Frequently asked questions

What is a sourcing funnel?

The sourcing funnel is the sequence of stages a candidate moves through during the sourcing phase — sourced, contacted, responded, screened, handed to recruiter — and the conversion rates between them. It begins with identification — names added to a list — and ends when a qualified, interested candidate is handed off to a recruiter for the formal interview process.

What are good sourcing funnel conversion benchmarks?

For outbound sourcing to passive candidates: 15-25% response rate on quality outreach, 40-60% of responders passing initial screen, 60-80% of qualified candidates successfully handed to recruiter. Benchmarks vary significantly by role type, market tightness, and employer brand strength.

How is the sourcing funnel different from the hiring funnel?

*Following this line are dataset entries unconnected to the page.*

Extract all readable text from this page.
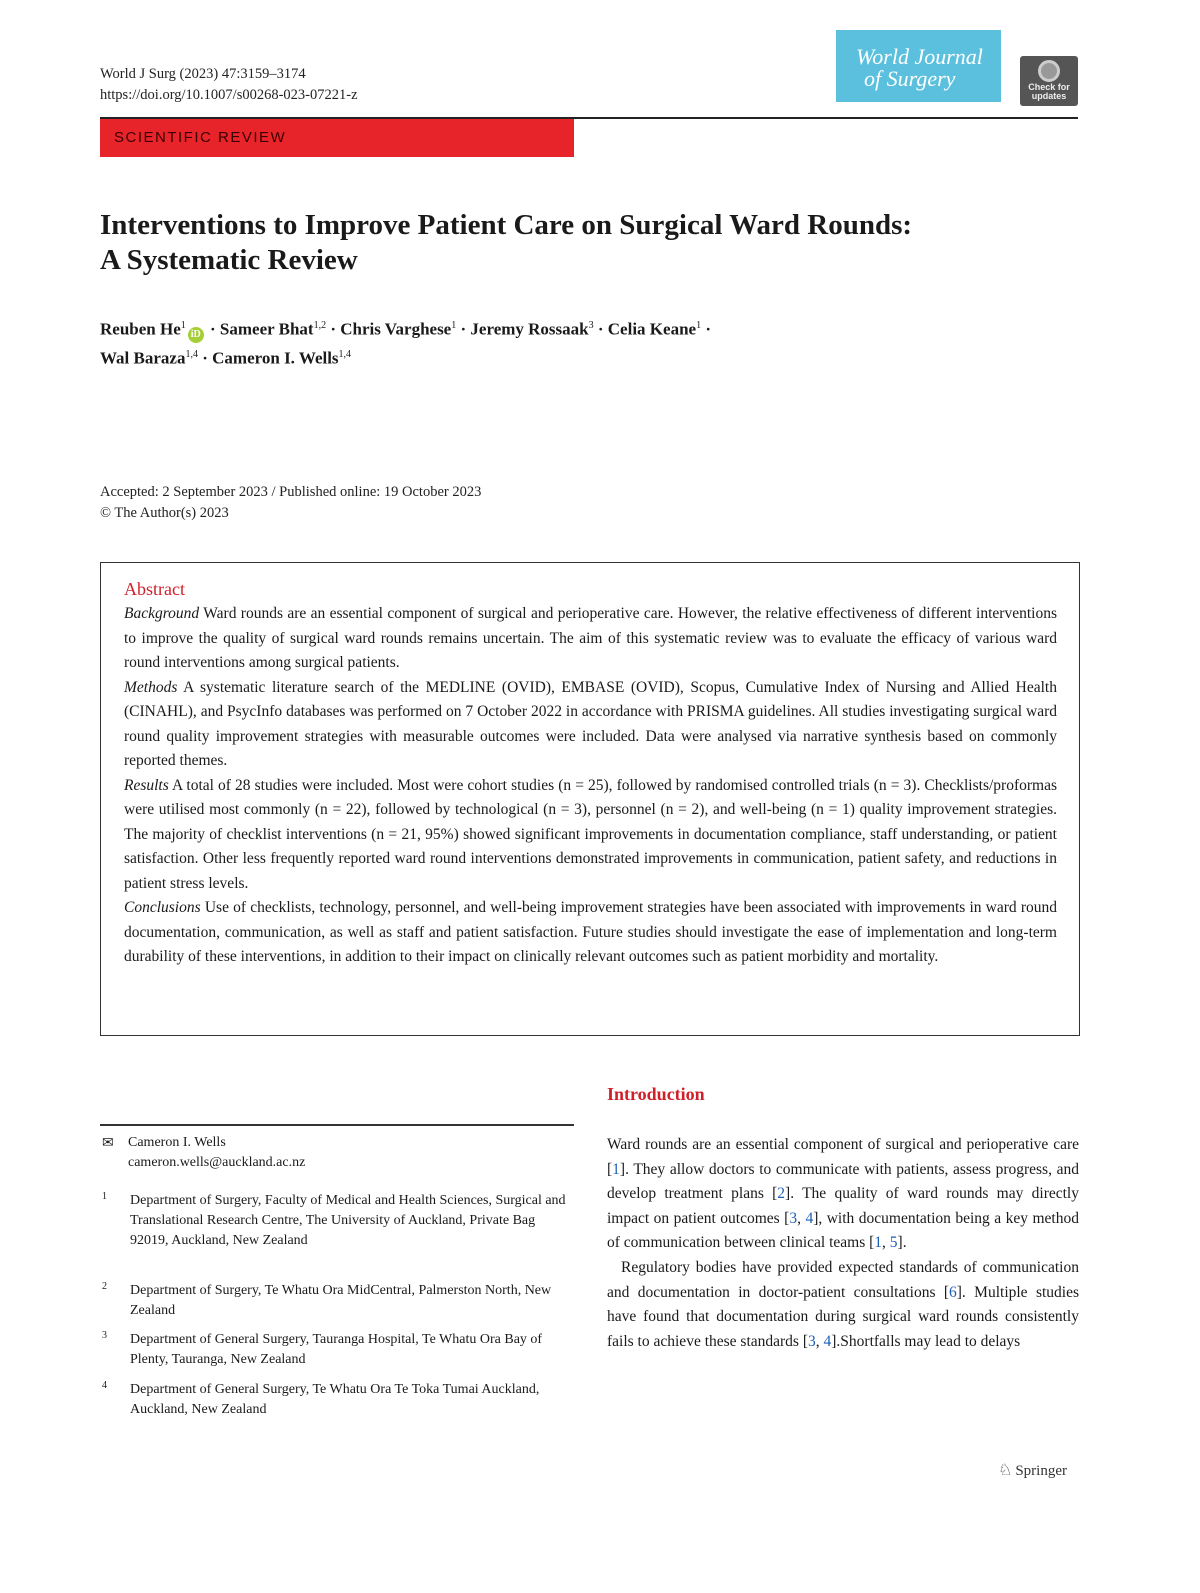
World J Surg (2023) 47:3159–3174
https://doi.org/10.1007/s00268-023-07221-z
World Journal
of Surgery	Check for updates
SCIENTIFIC REVIEW
Interventions to Improve Patient Care on Surgical Ward Rounds:
A Systematic Review
Reuben $He^1iD$ · Sameer Bhat$^{1,2}$ · Chris Varghese$^1$ · Jeremy Rossaak$^3$ · Celia Keane$^1$ ·
Wal Baraza$^{1,4}$ · Cameron I. Wells$^{1,4}$
Accepted: 2 September 2023 / Published online: 19 October 2023
© The Author(s) 2023
Abstract

Background Ward rounds are an essential component of surgical and perioperative care. However, the relative effectiveness of different interventions to improve the quality of surgical ward rounds remains uncertain. The aim of this systematic review was to evaluate the efficacy of various ward round interventions among surgical patients.

Methods A systematic literature search of the MEDLINE (OVID), EMBASE (OVID), Scopus, Cumulative Index of Nursing and Allied Health (CINAHL), and PsycInfo databases was performed on 7 October 2022 in accordance with PRISMA guidelines. All studies investigating surgical ward round quality improvement strategies with measurable outcomes were included. Data were analysed via narrative synthesis based on commonly reported themes.

Results A total of 28 studies were included. Most were cohort studies (n = 25), followed by randomised controlled trials (n = 3). Checklists/proformas were utilised most commonly (n = 22), followed by technological (n = 3), personnel (n = 2), and well-being (n = 1) quality improvement strategies. The majority of checklist interventions (n = 21, 95%) showed significant improvements in documentation compliance, staff understanding, or patient satisfaction. Other less frequently reported ward round interventions demonstrated improvements in communication, patient safety, and reductions in patient stress levels.

Conclusions Use of checklists, technology, personnel, and well-being improvement strategies have been associated with improvements in ward round documentation, communication, as well as staff and patient satisfaction. Future studies should investigate the ease of implementation and long-term durability of these interventions, in addition to their impact on clinically relevant outcomes such as patient morbidity and mortality.

✉ Cameron I. Wells
cameron.wells@auckland.ac.nz
1 Department of Surgery, Faculty of Medical and Health Sciences, Surgical and Translational Research Centre, The University of Auckland, Private Bag 92019, Auckland, New Zealand
2 Department of Surgery, Te Whatu Ora MidCentral, Palmerston North, New Zealand
3 Department of General Surgery, Tauranga Hospital, Te Whatu Ora Bay of Plenty, Tauranga, New Zealand
4 Department of General Surgery, Te Whatu Ora Te Toka Tumai Auckland, Auckland, New Zealand
Introduction

Ward rounds are an essential component of surgical and perioperative care [1]. They allow doctors to communicate with patients, assess progress, and develop treatment plans [2]. The quality of ward rounds may directly impact on patient outcomes [3, 4], with documentation being a key method of communication between clinical teams [1, 5].

Regulatory bodies have provided expected standards of communication and documentation in doctor-patient consultations [6]. Multiple studies have found that documentation during surgical ward rounds consistently fails to achieve these standards [3, 4].Shortfalls may lead to delays

♘ Springer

The sourcing funnel covers the stages before a candidate enters formal recruiting — identification, outreach, response, screen, handover. The hiring funnel covers everything from application through offer and hire. The sourcing funnel is the top of the hiring funnel, measured separately because it has different levers.

How often should you review sourcing funnel data?

Weekly for active reqs and monthly at the team level. Waiting for quarterly reviews means problems compound for 12 weeks before being addressed. Weekly reviews let sourcing leaders catch response rate drops or screen-rate issues while they're still fixable.

Who owns the sourcing funnel?

Sourcing leads or TA operations teams typically own funnel tracking and reporting. Individual sourcers own their own funnel data and use it to diagnose their performance. Recruiters contribute the handover-to-interview conversion rate. Without shared ownership, the funnel gaps never close.